Malachi 4:3 And ye shall tread down the wicked; for they shall be ashes under the soles of your feet in the day that I shall do this, saith the LORD of hosts.

Malachi 4:4 Remember ye the law of Moses my servant, which I commanded unto him in Horeb for all Israel, with the statutes and judgments.

Malachi 4:5 Behold, I will send you Elijah the prophet before the coming of the great and dreadful day of the LORD:

Elijah the prophet. Elijah was taken into heaven without dying (2 Kings 2:11), and is apparently one of “the two anointed ones, that stand by the Lord of the whole earth” (Zechariah 4:14), who will return to the earth as one of God's two witnesses in the first half of the seven-year tribulation period of the end-times (Revelation 11:3-4). Although many have assumed this prophecy was fulfilled by John the Baptist, John himself said he was not Elijah, and had not come for that purpose (John 1:21). The Lord Jesus said that “Elias [same as Elijah] truly shall first come, and restore all things” (Matthew 17:11). John did, indeed, come “in the spirit and power of Elias,” (Luke 1:17), but he was only that—not Elijah himself. Elijah must yet return to complete his unfinished prophetic ministry just “before the coming of the great and dreadful day of the Lord,” which is still future. See also Zechariah 4:14; notes on Matthew 17:10-13; and notes on Revelation 11:3-4.

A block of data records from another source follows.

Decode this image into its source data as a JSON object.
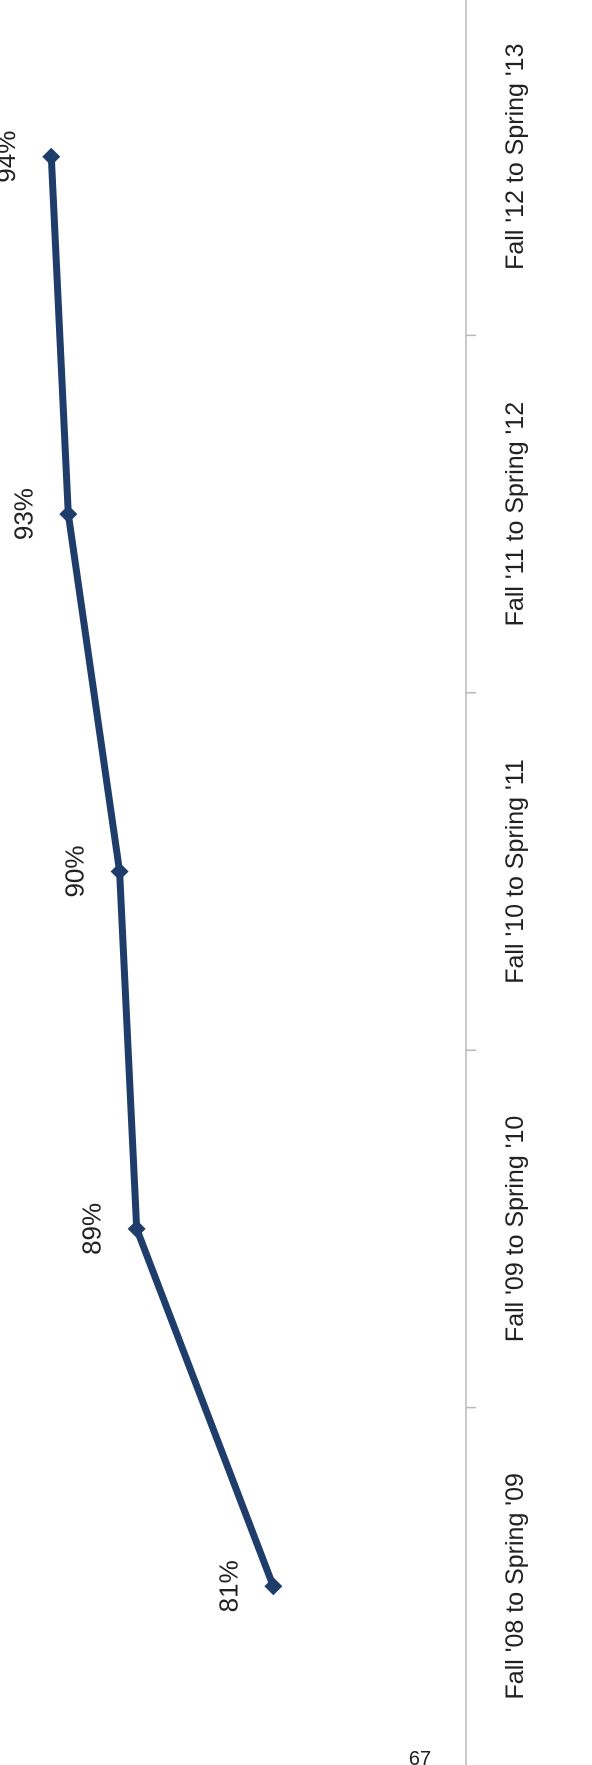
{
  "chart_data": {
    "type": "line",
    "orientation": "rotated-90-clockwise",
    "categories": [
      "Fall '08 to Spring '09",
      "Fall '09 to Spring '10",
      "Fall '10 to Spring '11",
      "Fall '11 to Spring '12",
      "Fall '12 to Spring '13"
    ],
    "series": [
      {
        "values": [
          81,
          89,
          90,
          93,
          94
        ],
        "color": "#1f3d6b"
      }
    ],
    "data_labels": [
      "81%",
      "89%",
      "90%",
      "93%",
      "94%"
    ],
    "ylim": [
      73,
      97
    ],
    "grid": false,
    "marker": "diamond"
  },
  "page": {
    "number": "67"
  }
}
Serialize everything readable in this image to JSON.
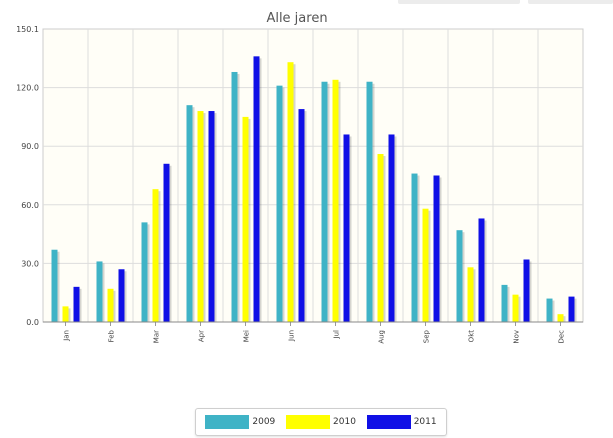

Malachi 4:6 And he shall turn the heart of the fathers to the children, and the heart of the children to their fathers, lest I come and smite the earth with a curse.

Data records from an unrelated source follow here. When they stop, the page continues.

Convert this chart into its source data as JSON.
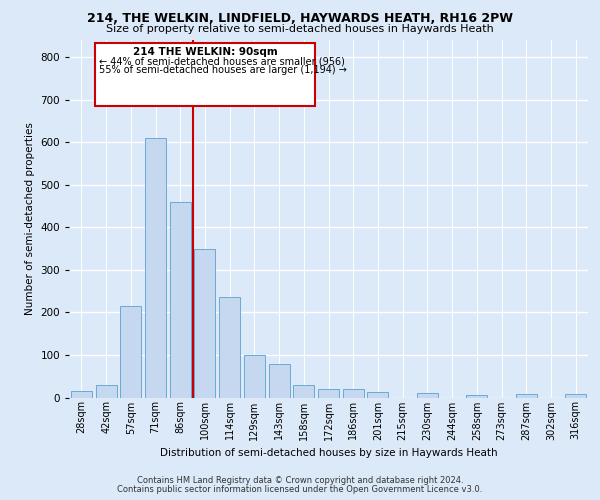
{
  "title1": "214, THE WELKIN, LINDFIELD, HAYWARDS HEATH, RH16 2PW",
  "title2": "Size of property relative to semi-detached houses in Haywards Heath",
  "xlabel": "Distribution of semi-detached houses by size in Haywards Heath",
  "ylabel": "Number of semi-detached properties",
  "categories": [
    "28sqm",
    "42sqm",
    "57sqm",
    "71sqm",
    "86sqm",
    "100sqm",
    "114sqm",
    "129sqm",
    "143sqm",
    "158sqm",
    "172sqm",
    "186sqm",
    "201sqm",
    "215sqm",
    "230sqm",
    "244sqm",
    "258sqm",
    "273sqm",
    "287sqm",
    "302sqm",
    "316sqm"
  ],
  "values": [
    15,
    30,
    215,
    610,
    460,
    350,
    235,
    100,
    78,
    30,
    20,
    20,
    12,
    0,
    10,
    0,
    6,
    0,
    8,
    0,
    8
  ],
  "bar_color": "#c5d8f0",
  "bar_edge_color": "#6aaad4",
  "vline_index": 4.5,
  "annotation_title": "214 THE WELKIN: 90sqm",
  "annotation_line1": "← 44% of semi-detached houses are smaller (956)",
  "annotation_line2": "55% of semi-detached houses are larger (1,194) →",
  "footer1": "Contains HM Land Registry data © Crown copyright and database right 2024.",
  "footer2": "Contains public sector information licensed under the Open Government Licence v3.0.",
  "ylim": [
    0,
    840
  ],
  "yticks": [
    0,
    100,
    200,
    300,
    400,
    500,
    600,
    700,
    800
  ],
  "bg_color": "#dce9f8",
  "plot_bg_color": "#dce9f8",
  "grid_color": "#ffffff",
  "vline_color": "#cc0000",
  "box_edge_color": "#cc0000",
  "title1_fontsize": 9,
  "title2_fontsize": 8,
  "ylabel_fontsize": 7.5,
  "xlabel_fontsize": 7.5,
  "footer_fontsize": 6,
  "tick_fontsize": 7,
  "ytick_fontsize": 7.5
}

children to their fathers. This type of ministry was attempted by John, in the spirit and power of Elijah (Luke 1:17), and he did gain some converts, including some who would later be among the twelve apostles. But he, like Christ, was rejected by the nation as a whole, and eventually put to death. When Elijah returns for his three and one-half year ministry in the last days, especially to Israel, it is likely the Lord will use his testimony and influence to call out the 144,000 Israeli evangelists and teachers who will minister during that period (Revelation 7:1-8; 14:1-5).

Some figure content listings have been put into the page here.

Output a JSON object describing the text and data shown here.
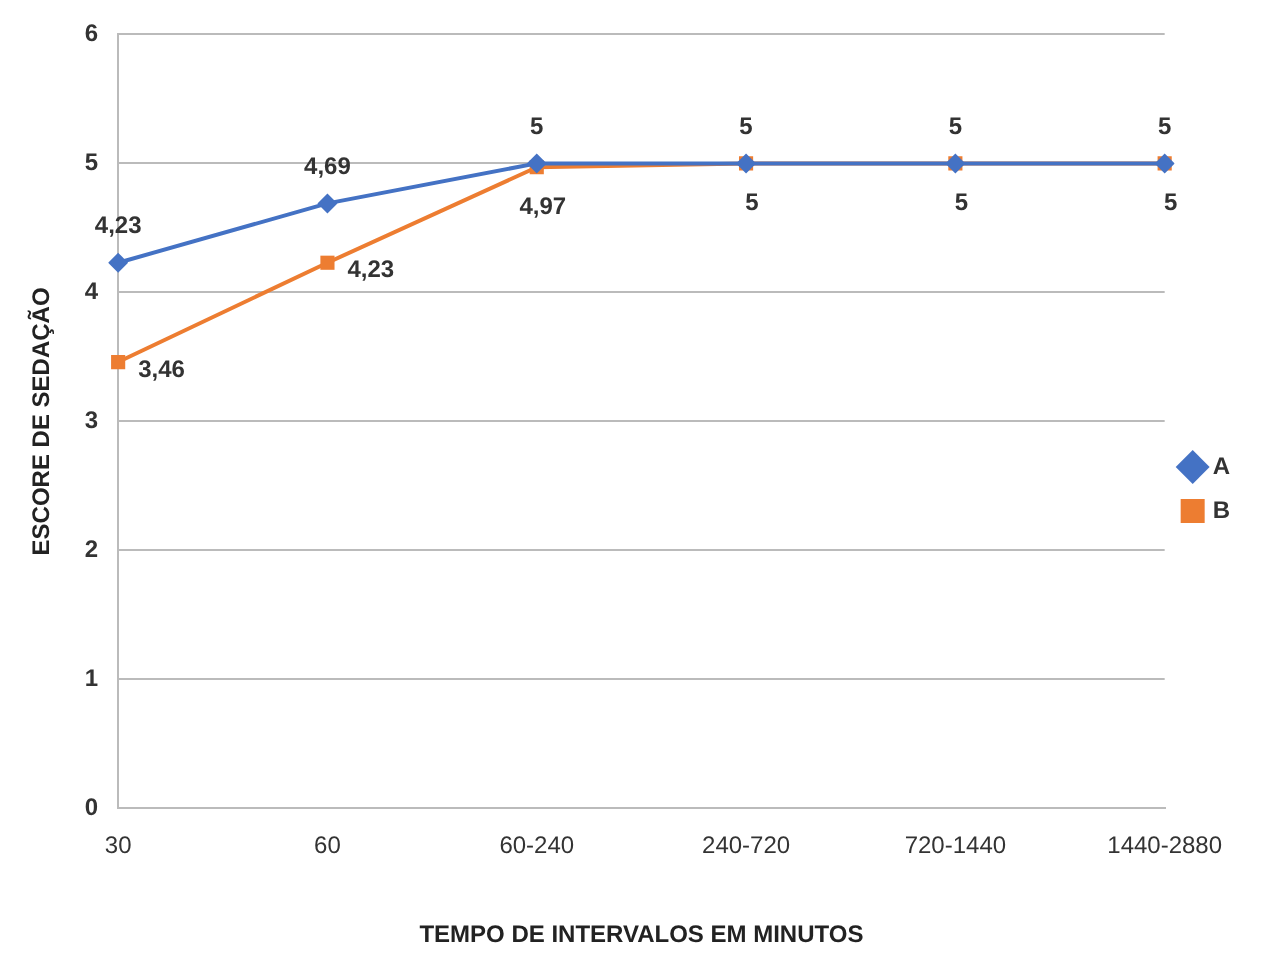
{
  "chart_data": {
    "type": "line",
    "xlabel": "TEMPO DE INTERVALOS EM MINUTOS",
    "ylabel": "ESCORE DE SEDAÇÃO",
    "categories": [
      "30",
      "60",
      "60-240",
      "240-720",
      "720-1440",
      "1440-2880"
    ],
    "series": [
      {
        "name": "A",
        "color": "#4472c4",
        "marker": "diamond",
        "values": [
          4.23,
          4.69,
          5,
          5,
          5,
          5
        ],
        "value_labels": [
          "4,23",
          "4,69",
          "5",
          "5",
          "5",
          "5"
        ]
      },
      {
        "name": "B",
        "color": "#ed7d31",
        "marker": "square",
        "values": [
          3.46,
          4.23,
          4.97,
          5,
          5,
          5
        ],
        "value_labels": [
          "3,46",
          "4,23",
          "4,97",
          "5",
          "5",
          "5"
        ]
      }
    ],
    "ylim": [
      0,
      6
    ],
    "yticks": [
      0,
      1,
      2,
      3,
      4,
      5,
      6
    ],
    "grid": "y",
    "legend": "right"
  }
}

a curse. This word, which is not the usual Hebrew word for “curse,” conveys the idea of utter destruction. Thus the return of Elijah, with all the warnings and plagues he calls forth on the earth, will be ill received by the world as a whole (the people will rejoice over his death—Revelation 11:10), and so it will be followed by “the great and dreadful day of the Lord” and, finally, by utter destruction of the whole world system, replacing it by the Messianic kingdom of Christ Himself.